The AfriqueQwen-14B-multiturn model, developed by McGill-NLP, is a 14 billion parameter language model fine-tuned from McGill-NLP/AfriqueQwen-14B. It is specifically optimized for multi-turn conversational tasks using the afri_multiturn dataset, offering a 32768 token context length. This model is designed for applications requiring nuanced, extended dialogue capabilities in African languages.
Loading preview...
AfriqueQwen-14B-multiturn Overview
This model is a specialized 14 billion parameter language model, fine-tuned by McGill-NLP from its base model, McGill-NLP/AfriqueQwen-14B. It leverages a substantial 32768 token context window, making it suitable for handling longer conversational exchanges.
Key Capabilities
- Multi-turn Dialogue: Specifically optimized for engaging in extended, multi-turn conversations.

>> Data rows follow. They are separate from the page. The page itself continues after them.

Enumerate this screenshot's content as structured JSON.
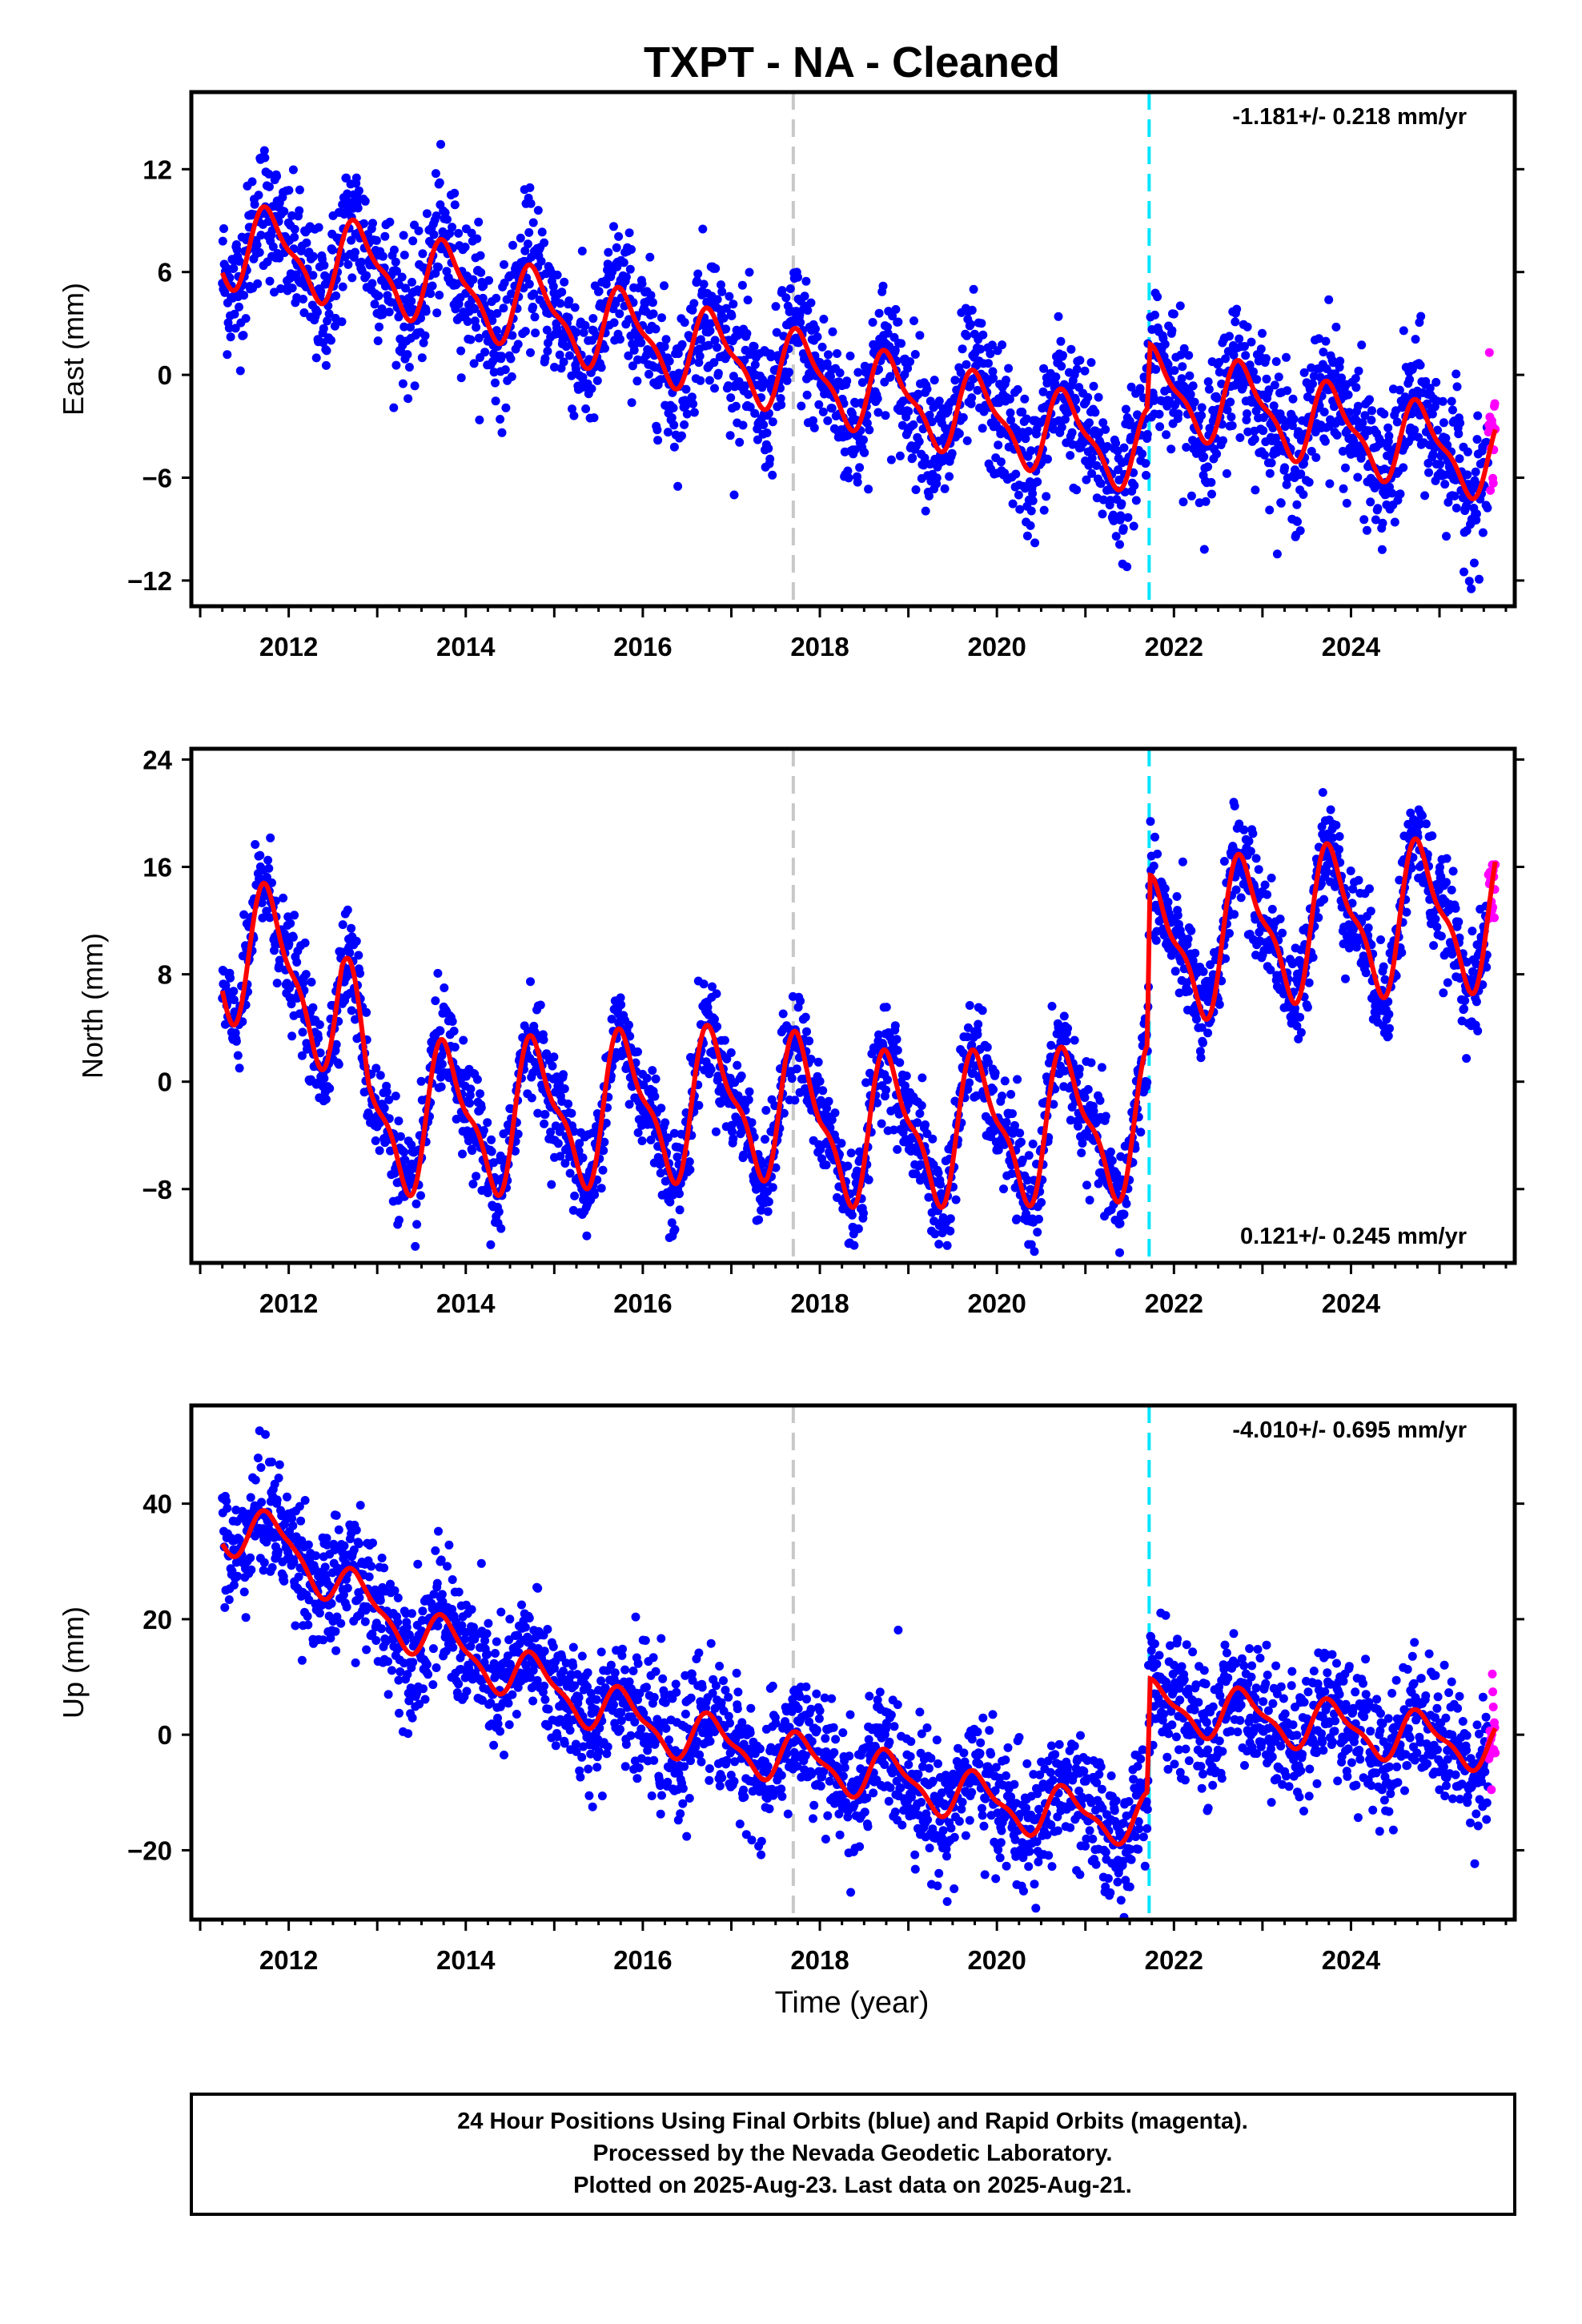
{
  "title": "TXPT  - NA - Cleaned",
  "xlabel": "Time (year)",
  "colors": {
    "final": "#0000ff",
    "rapid": "#ff00ff",
    "model": "#ff0000",
    "event_gray": "#c8c8c8",
    "event_cyan": "#00e5ff"
  },
  "footer": {
    "line1": "24 Hour Positions Using Final Orbits (blue) and Rapid Orbits (magenta).",
    "line2": "Processed by the Nevada Geodetic Laboratory.",
    "line3": "Plotted on 2025-Aug-23. Last data on 2025-Aug-21."
  },
  "chart_data": [
    {
      "type": "scatter",
      "ylabel": "East (mm)",
      "rate_label": "-1.181+/- 0.218 mm/yr",
      "rate_position": "top-right",
      "xlim": [
        2010.9,
        2025.85
      ],
      "ylim": [
        -13.5,
        16.5
      ],
      "xticks": [
        2012,
        2014,
        2016,
        2018,
        2020,
        2022,
        2024
      ],
      "yticks": [
        12,
        6,
        0,
        -6,
        -12
      ],
      "ytick_labels": [
        "12",
        "6",
        "0",
        "−6",
        "−12"
      ],
      "event_lines": [
        2017.7,
        2021.72
      ],
      "series": {
        "start": 2011.25,
        "end": 2025.63,
        "rapid_start": 2025.55,
        "trend": [
          [
            2011.25,
            7.6
          ],
          [
            2012.8,
            6.4
          ],
          [
            2014.0,
            5.0
          ],
          [
            2015.0,
            3.4
          ],
          [
            2016.0,
            2.2
          ],
          [
            2017.0,
            1.0
          ],
          [
            2018.0,
            -0.2
          ],
          [
            2019.0,
            -1.5
          ],
          [
            2020.0,
            -2.6
          ],
          [
            2021.0,
            -3.7
          ],
          [
            2021.7,
            -4.5
          ],
          [
            2021.73,
            -0.8
          ],
          [
            2023.0,
            -2.0
          ],
          [
            2024.0,
            -3.3
          ],
          [
            2025.63,
            -4.9
          ]
        ],
        "annual_amp": 2.2,
        "annual_phase": 0.55,
        "scatter": 2.0
      }
    },
    {
      "type": "scatter",
      "ylabel": "North (mm)",
      "rate_label": "0.121+/- 0.245 mm/yr",
      "rate_position": "bottom-right",
      "xlim": [
        2010.9,
        2025.85
      ],
      "ylim": [
        -13.5,
        24.8
      ],
      "xticks": [
        2012,
        2014,
        2016,
        2018,
        2020,
        2022,
        2024
      ],
      "yticks": [
        24,
        16,
        8,
        0,
        -8
      ],
      "ytick_labels": [
        "24",
        "16",
        "8",
        "0",
        "−8"
      ],
      "event_lines": [
        2017.7,
        2021.72
      ],
      "series": {
        "start": 2011.25,
        "end": 2025.63,
        "rapid_start": 2025.55,
        "trend": [
          [
            2011.25,
            10.5
          ],
          [
            2012.0,
            8.0
          ],
          [
            2012.6,
            6.0
          ],
          [
            2012.9,
            -2.5
          ],
          [
            2014.0,
            -2.8
          ],
          [
            2016.0,
            -1.8
          ],
          [
            2017.6,
            -1.5
          ],
          [
            2018.0,
            -3.5
          ],
          [
            2020.0,
            -3.5
          ],
          [
            2021.7,
            -3.0
          ],
          [
            2021.73,
            9.5
          ],
          [
            2023.0,
            11.5
          ],
          [
            2024.0,
            12.0
          ],
          [
            2025.63,
            12.5
          ]
        ],
        "annual_amp": 5.0,
        "annual_phase": 0.55,
        "scatter": 1.9
      }
    },
    {
      "type": "scatter",
      "ylabel": "Up (mm)",
      "rate_label": "-4.010+/- 0.695 mm/yr",
      "rate_position": "top-right",
      "xlim": [
        2010.9,
        2025.85
      ],
      "ylim": [
        -32,
        57
      ],
      "xticks": [
        2012,
        2014,
        2016,
        2018,
        2020,
        2022,
        2024
      ],
      "yticks": [
        40,
        20,
        0,
        -20
      ],
      "ytick_labels": [
        "40",
        "20",
        "0",
        "−20"
      ],
      "event_lines": [
        2017.7,
        2021.72
      ],
      "series": {
        "start": 2011.25,
        "end": 2025.63,
        "rapid_start": 2025.55,
        "trend": [
          [
            2011.25,
            36.0
          ],
          [
            2012.0,
            33.0
          ],
          [
            2012.8,
            23.0
          ],
          [
            2014.0,
            14.0
          ],
          [
            2015.0,
            8.0
          ],
          [
            2016.0,
            2.0
          ],
          [
            2017.0,
            -2.0
          ],
          [
            2018.0,
            -5.0
          ],
          [
            2019.0,
            -8.0
          ],
          [
            2020.0,
            -12.0
          ],
          [
            2021.0,
            -14.0
          ],
          [
            2021.7,
            -14.5
          ],
          [
            2021.73,
            5.0
          ],
          [
            2023.0,
            3.0
          ],
          [
            2024.0,
            1.0
          ],
          [
            2025.63,
            -2.0
          ]
        ],
        "annual_amp": 4.0,
        "annual_phase": 0.55,
        "scatter": 5.5
      }
    }
  ]
}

- African Language Focus: Fine-tuned on the
afri_multiturndataset, indicating a focus on African language processing for conversational AI.
Training Details
The model was trained with a learning rate of 1e-05, using a cosine learning rate scheduler with 0.1 warmup steps over 5 epochs. It utilized an AdamW optimizer with specific beta and epsilon parameters, distributed across 4 GPUs with a total batch size of 8. The training environment included Transformers 5.2.0 and PyTorch 2.10.0+cu128.
Good For
- Developing conversational AI agents for African language contexts.
- Applications requiring models capable of understanding and generating long, multi-turn dialogues.
- Research into large language models adapted for specific linguistic and cultural datasets.